Lenders and retailers have become crafty when it comes to offering us credit. They know we’re sceptical of high interest rates and rip-off deals so they’ve found ways to lure is in to deals that could trap us in to expensive interest regardless. Here’s what to watch out for.
These cards have been rebranded as ‘discount cards’ by many retailers. If you get to the till and are asked if you want to take advantage of a 10% discount offer by signing up for a card then it’s actually a high-interest storecard they’re flogging you in disguise. If you want to take the discount, pay the full balance off the card asap. Interest can reach up to 40% if you don’t.
If you think catalogues vanished with Littlewoods, think again! Most major online retailers offer deals that work in the same way. Interest-free periods and options to pay in varying instalments are all designed to lull you in to a false sense of security. The retailer is gambling that you won’t pay off the balance before the interest kicks in – and they’re usually right. They also take ‘minimum’ payments that don’t clear the balance in time to avoid interest too. Finally, payment dates often work on a 28-day cycle rather than on a set date each month, which means you’re bill becomes due slightly earlier every time.
Your flexible friends can be really useful to tide you over in an emergency, like getting stranded abroad. They can also give you a number of consumer rights if you’re spending over £100 and there’s a dispute with the supplier. But credit cards require discipline – and many of us just don’t have it, despite our best intentions. Be very careful about leaving your credit card on ‘virtual wallets’ like Apple Pay or PayPal. With a few clicks you can spend a fortune without realising how much debt you’re running up. And interest rates are creeping ever higher too.

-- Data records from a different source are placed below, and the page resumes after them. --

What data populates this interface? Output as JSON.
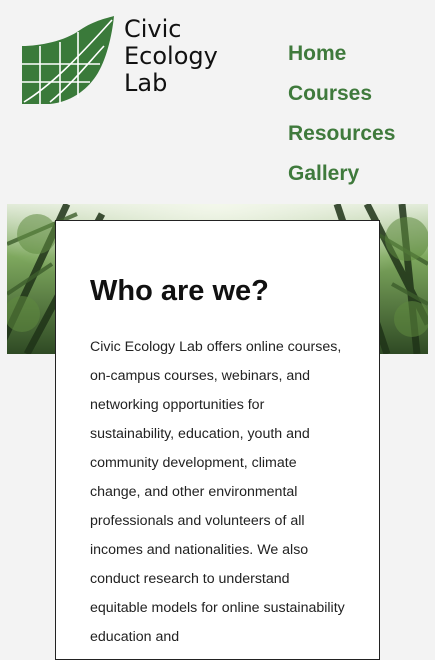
{
  "logo": {
    "line1": "Civic",
    "line2": "Ecology",
    "line3": "Lab"
  },
  "nav": {
    "items": [
      "Home",
      "Courses",
      "Resources",
      "Gallery"
    ]
  },
  "about": {
    "heading": "Who are we?",
    "body": "Civic Ecology Lab offers online courses, on-campus courses, webinars, and networking opportunities for sustainability, education, youth and community development, climate change, and other environmental professionals and volunteers of all incomes and nationalities. We also conduct research to understand equitable models for online sustainability education and"
  },
  "colors": {
    "brand_green": "#3f7a3c",
    "logo_green": "#3a7a3a",
    "page_bg": "#f3f3f3"
  }
}
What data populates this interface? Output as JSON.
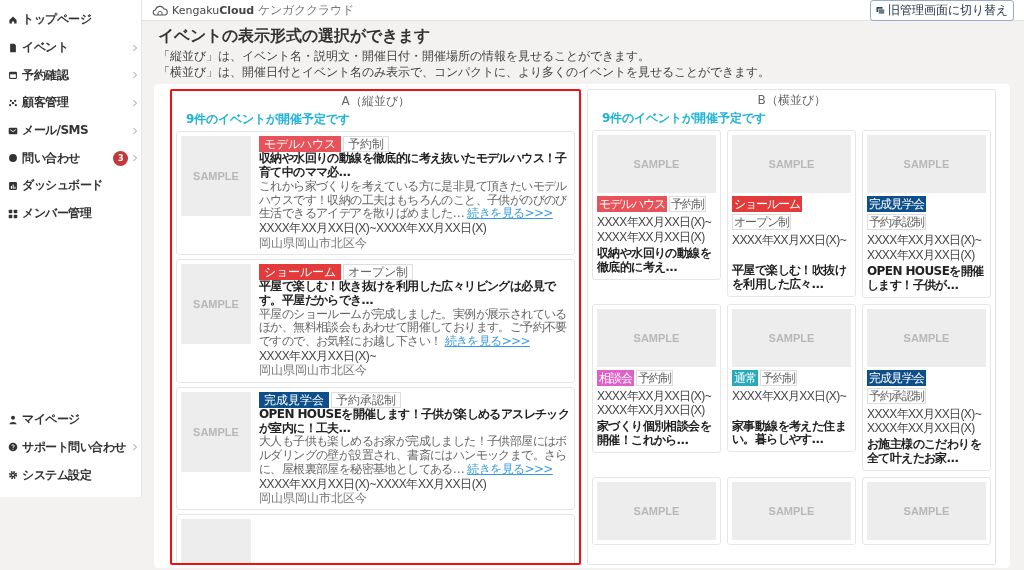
{
  "sidebar": {
    "items": [
      {
        "label": "トップページ",
        "expandable": false
      },
      {
        "label": "イベント",
        "expandable": true
      },
      {
        "label": "予約確認",
        "expandable": true
      },
      {
        "label": "顧客管理",
        "expandable": true
      },
      {
        "label": "メール/SMS",
        "expandable": true
      },
      {
        "label": "問い合わせ",
        "expandable": true,
        "badge": "3"
      },
      {
        "label": "ダッシュボード",
        "expandable": false
      },
      {
        "label": "メンバー管理",
        "expandable": false
      }
    ],
    "bottom_items": [
      {
        "label": "マイページ",
        "expandable": false
      },
      {
        "label": "サポート問い合わせ",
        "expandable": true
      },
      {
        "label": "システム設定",
        "expandable": false
      }
    ]
  },
  "header": {
    "logo": "Kengaku**Cloud**",
    "logo_sub": "ケンガククラウド",
    "switch_button": "旧管理画面に切り替え"
  },
  "page": {
    "title": "イベントの表示形式の選択ができます",
    "descriptions": [
      "「縦並び」は、イベント名・説明文・開催日付・開催場所の情報を見せることができます。",
      "「横並び」は、開催日付とイベント名のみ表示で、コンパクトに、より多くのイベントを見せることができます。"
    ]
  },
  "layouts": [
    {
      "kind": "vertical",
      "title": "A（縦並び）",
      "selected": true,
      "count_label": "9件のイベントが開催予定です",
      "cards": [
        {
          "image": {
            "kind": "placeholder",
            "label": "SAMPLE"
          },
          "tags": [
            {
              "kind": "filled",
              "label": "モデルハウス",
              "color": "#e8525a"
            },
            {
              "kind": "outline",
              "label": "予約制"
            }
          ],
          "title": "収納や水回りの動線を徹底的に考え抜いたモデルハウス！子育て中のママ必…",
          "description": "これから家づくりを考えている方に是非見て頂きたいモデルハウスです！収納の工夫はもちろんのこと、子供がのびのび生活できるアイデアを散りばめました…",
          "more_link": "続きを見る>>>",
          "dates": [
            "XXXX年XX月XX日(X)~XXXX年XX月XX日(X)"
          ],
          "place": "岡山県岡山市北区今"
        },
        {
          "image": {
            "kind": "placeholder",
            "label": "SAMPLE"
          },
          "tags": [
            {
              "kind": "filled",
              "label": "ショールーム",
              "color": "#e33b3b"
            },
            {
              "kind": "outline",
              "label": "オープン制"
            }
          ],
          "title": "平屋で楽しむ！吹き抜けを利用した広々リビングは必見です。平屋だからでき…",
          "description": "平屋のショールームが完成しました。実例が展示されているほか、無料相談会もあわせて開催しております。ご予約不要ですので、お気軽にお越し下さい！",
          "more_link": "続きを見る>>>",
          "dates": [
            "XXXX年XX月XX日(X)~"
          ],
          "place": "岡山県岡山市北区今"
        },
        {
          "image": {
            "kind": "placeholder",
            "label": "SAMPLE"
          },
          "tags": [
            {
              "kind": "filled",
              "label": "完成見学会",
              "color": "#0d4f8b"
            },
            {
              "kind": "outline",
              "label": "予約承認制"
            }
          ],
          "title": "OPEN HOUSEを開催します！子供が楽しめるアスレチックが室内に！工夫…",
          "description": "大人も子供も楽しめるお家が完成しました！子供部屋にはボルダリングの壁が設置され、書斎にはハンモックまで。さらに、屋根裏部屋を秘密基地としてある…",
          "more_link": "続きを見る>>>",
          "dates": [
            "XXXX年XX月XX日(X)~XXXX年XX月XX日(X)"
          ],
          "place": "岡山県岡山市北区今"
        },
        {
          "image": {
            "kind": "placeholder"
          }
        }
      ]
    },
    {
      "kind": "grid",
      "title": "B（横並び）",
      "selected": false,
      "count_label": "9件のイベントが開催予定です",
      "cards": [
        {
          "image": {
            "kind": "placeholder",
            "label": "SAMPLE"
          },
          "tags": [
            {
              "kind": "filled",
              "label": "モデルハウス",
              "color": "#e8525a"
            },
            {
              "kind": "outline",
              "label": "予約制"
            }
          ],
          "dates": [
            "XXXX年XX月XX日(X)~",
            "XXXX年XX月XX日(X)"
          ],
          "title": "収納や水回りの動線を徹底的に考え…"
        },
        {
          "image": {
            "kind": "placeholder",
            "label": "SAMPLE"
          },
          "tags": [
            {
              "kind": "filled",
              "label": "ショールーム",
              "color": "#e33b3b"
            },
            {
              "kind": "outline",
              "label": "オープン制"
            }
          ],
          "dates": [
            "XXXX年XX月XX日(X)~"
          ],
          "title": "平屋で楽しむ！吹抜けを利用した広々…"
        },
        {
          "image": {
            "kind": "placeholder",
            "label": "SAMPLE"
          },
          "tags": [
            {
              "kind": "filled",
              "label": "完成見学会",
              "color": "#0d4f8b"
            },
            {
              "kind": "outline",
              "label": "予約承認制"
            }
          ],
          "dates": [
            "XXXX年XX月XX日(X)~",
            "XXXX年XX月XX日(X)"
          ],
          "title": "OPEN HOUSEを開催します！子供が…"
        },
        {
          "image": {
            "kind": "placeholder",
            "label": "SAMPLE"
          },
          "tags": [
            {
              "kind": "filled",
              "label": "相談会",
              "color": "#e060c8"
            },
            {
              "kind": "outline",
              "label": "予約制"
            }
          ],
          "dates": [
            "XXXX年XX月XX日(X)~",
            "XXXX年XX月XX日(X)"
          ],
          "title": "家づくり個別相談会を開催！これから…"
        },
        {
          "image": {
            "kind": "placeholder",
            "label": "SAMPLE"
          },
          "tags": [
            {
              "kind": "filled",
              "label": "通常",
              "color": "#2aaab8"
            },
            {
              "kind": "outline",
              "label": "予約制"
            }
          ],
          "dates": [
            "XXXX年XX月XX日(X)~"
          ],
          "title": "家事動線を考えた住まい。暮らしやす…"
        },
        {
          "image": {
            "kind": "placeholder",
            "label": "SAMPLE"
          },
          "tags": [
            {
              "kind": "filled",
              "label": "完成見学会",
              "color": "#0d4f8b"
            },
            {
              "kind": "outline",
              "label": "予約承認制"
            }
          ],
          "dates": [
            "XXXX年XX月XX日(X)~",
            "XXXX年XX月XX日(X)"
          ],
          "title": "お施主様のこだわりを全て叶えたお家…"
        },
        {
          "image": {
            "kind": "placeholder",
            "label": "SAMPLE"
          }
        },
        {
          "image": {
            "kind": "placeholder",
            "label": "SAMPLE"
          }
        },
        {
          "image": {
            "kind": "placeholder",
            "label": "SAMPLE"
          }
        }
      ]
    }
  ]
}
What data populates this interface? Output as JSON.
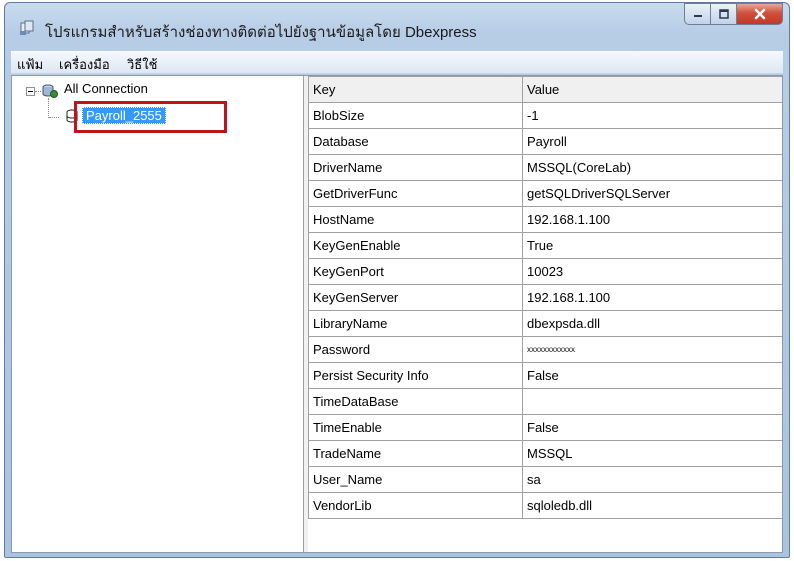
{
  "window": {
    "title": "โปรแกรมสำหรับสร้างช่องทางติดต่อไปยังฐานข้อมูลโดย Dbexpress",
    "controls": [
      "minimize-icon",
      "maximize-icon",
      "close-icon"
    ]
  },
  "menu": {
    "file": "แฟ้ม",
    "tools": "เครื่องมือ",
    "help": "วิธีใช้"
  },
  "tree": {
    "root_label": "All Connection",
    "child_label": "Payroll_2555"
  },
  "grid": {
    "columns": [
      "Key",
      "Value"
    ],
    "rows": [
      {
        "key": "BlobSize",
        "value": "-1"
      },
      {
        "key": "Database",
        "value": "Payroll"
      },
      {
        "key": "DriverName",
        "value": "MSSQL(CoreLab)"
      },
      {
        "key": "GetDriverFunc",
        "value": "getSQLDriverSQLServer"
      },
      {
        "key": "HostName",
        "value": "192.168.1.100"
      },
      {
        "key": "KeyGenEnable",
        "value": "True"
      },
      {
        "key": "KeyGenPort",
        "value": "10023"
      },
      {
        "key": "KeyGenServer",
        "value": "192.168.1.100"
      },
      {
        "key": "LibraryName",
        "value": "dbexpsda.dll"
      },
      {
        "key": "Password",
        "value": "xxxxxxxxxxxx"
      },
      {
        "key": "Persist Security Info",
        "value": "False"
      },
      {
        "key": "TimeDataBase",
        "value": ""
      },
      {
        "key": "TimeEnable",
        "value": "False"
      },
      {
        "key": "TradeName",
        "value": "MSSQL"
      },
      {
        "key": "User_Name",
        "value": "sa"
      },
      {
        "key": "VendorLib",
        "value": "sqloledb.dll"
      }
    ]
  },
  "colors": {
    "selection": "#3399ff",
    "highlight_border": "#c0141c",
    "close_button": "#c23a27"
  }
}
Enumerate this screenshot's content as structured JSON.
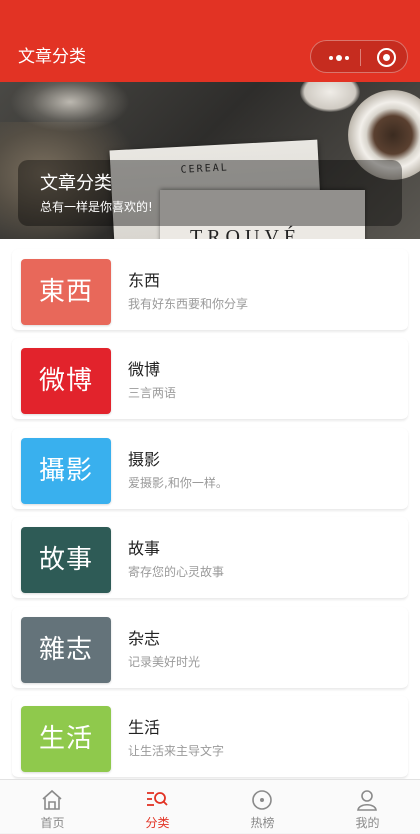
{
  "navbar": {
    "title": "文章分类"
  },
  "banner": {
    "title": "文章分类",
    "subtitle": "总有一样是你喜欢的!",
    "book_top_text": "CEREAL",
    "book_bottom_text": "TROUVÉ"
  },
  "categories": [
    {
      "tile": "東西",
      "title": "东西",
      "desc": "我有好东西要和你分享",
      "color": "#e8685a"
    },
    {
      "tile": "微博",
      "title": "微博",
      "desc": "三言两语",
      "color": "#e2232c"
    },
    {
      "tile": "攝影",
      "title": "摄影",
      "desc": "爱摄影,和你一样。",
      "color": "#39b0ee"
    },
    {
      "tile": "故事",
      "title": "故事",
      "desc": "寄存您的心灵故事",
      "color": "#2e5b56"
    },
    {
      "tile": "雜志",
      "title": "杂志",
      "desc": "记录美好时光",
      "color": "#64737a"
    },
    {
      "tile": "生活",
      "title": "生活",
      "desc": "让生活来主导文字",
      "color": "#8fc94c"
    }
  ],
  "tabbar": {
    "items": [
      {
        "label": "首页",
        "icon": "home-icon",
        "active": false
      },
      {
        "label": "分类",
        "icon": "category-search-icon",
        "active": true
      },
      {
        "label": "热榜",
        "icon": "hot-circle-icon",
        "active": false
      },
      {
        "label": "我的",
        "icon": "user-icon",
        "active": false
      }
    ],
    "active_color": "#e23324",
    "inactive_color": "#8a8a8a"
  },
  "colors": {
    "brand": "#e23324"
  }
}
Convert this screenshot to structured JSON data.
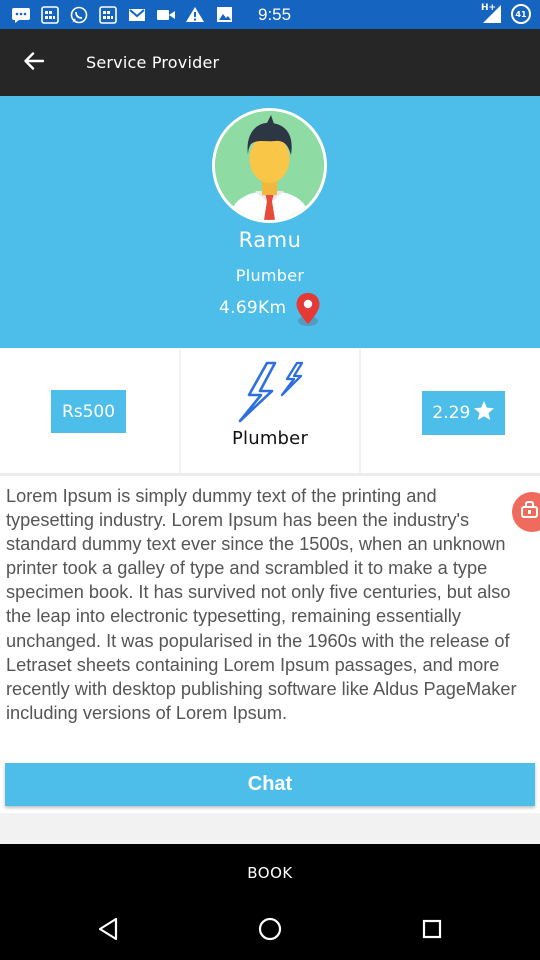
{
  "status_bar": {
    "time": "9:55",
    "left_icons": [
      "chat-icon",
      "sms-icon",
      "whatsapp-icon",
      "sms-icon",
      "gmail-icon",
      "video-icon",
      "warning-icon",
      "image-icon"
    ],
    "network_label": "H+",
    "battery_level": "41"
  },
  "toolbar": {
    "title": "Service Provider",
    "back_icon": "arrow-back-icon"
  },
  "profile": {
    "name": "Ramu",
    "profession": "Plumber",
    "distance": "4.69Km",
    "avatar_icon": "avatar-icon",
    "pin_icon": "location-pin-icon"
  },
  "info": {
    "price": "Rs500",
    "service_icon": "lightning-icon",
    "service": "Plumber",
    "rating": "2.29",
    "rating_icon": "star-icon"
  },
  "description": "Lorem Ipsum is simply dummy text of the printing and typesetting industry. Lorem Ipsum has been the industry's standard dummy text ever since the 1500s, when an unknown printer took a galley of type and scrambled it to make a type specimen book. It has survived not only five centuries, but also the leap into electronic typesetting, remaining essentially unchanged. It was popularised in the 1960s with the release of Letraset sheets containing Lorem Ipsum passages, and more recently with desktop publishing software like Aldus PageMaker including versions of Lorem Ipsum.",
  "chat_label": "Chat",
  "book_label": "BOOK",
  "colors": {
    "status_bar": "#1565c0",
    "toolbar": "#262626",
    "accent": "#4dbde9",
    "pin": "#e53935",
    "fab": "#ef6b5e"
  },
  "nav": {
    "back_icon": "nav-back-icon",
    "home_icon": "nav-home-icon",
    "recents_icon": "nav-recents-icon"
  }
}
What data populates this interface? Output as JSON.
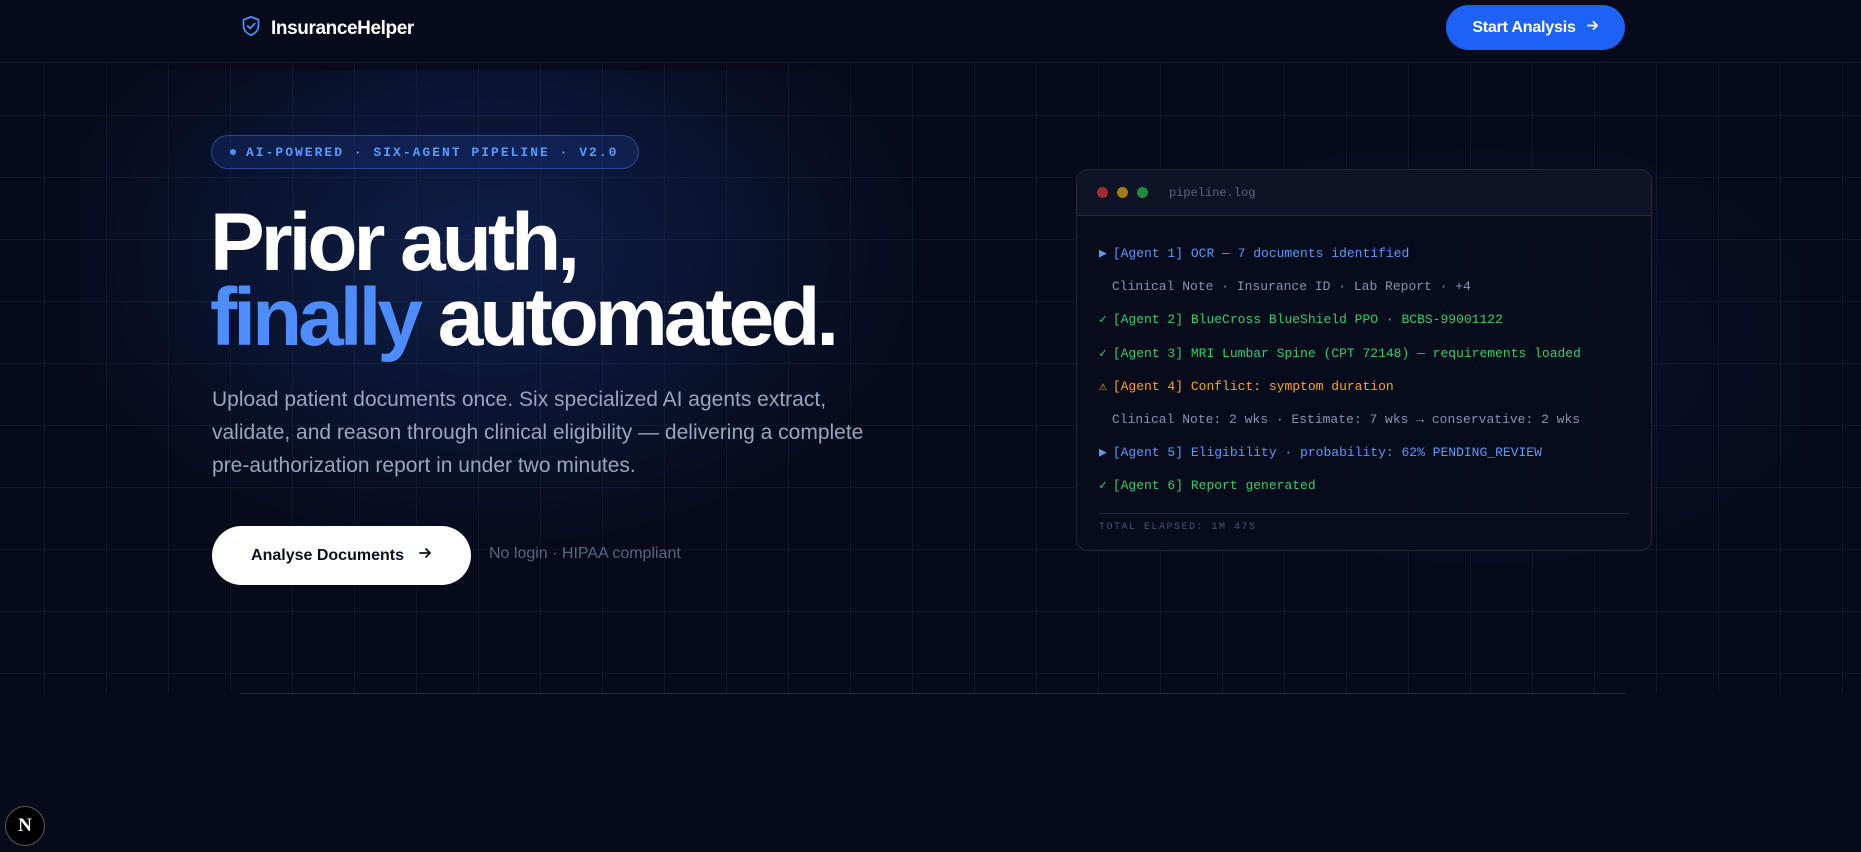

Isn’t it nice of some retailers to introduce ‘try before you buy’ schemes? These schemes let you order items, try them (within reason) then return the ones you don’t want to keep. But wait, wasn’t that what people were doing anyway? And how come a payment services company like Klarna is handling the money? TBYB is another way to lure you in to expensive bills. It works because retailers know we’ll get tardy about returning items. And as soon as you stray over 30 days, you can get hit by big bills – and black marks on your credit too.
Formerly known as payday loans, the industry has rebranded after years of bad publicity. The adverts are back all over TV and the products are everywhere. The interest rates may have come down from annual highs of 2,000% but they’re still huge.
The golden rule is be sceptical if you don’t have to pay straight away. Chances are there’s some hefty interest waiting in the wings. But if you do get ripped off by a retailer, make a complaint – it’s free and credit complains can be looked at the financial ombudsman too.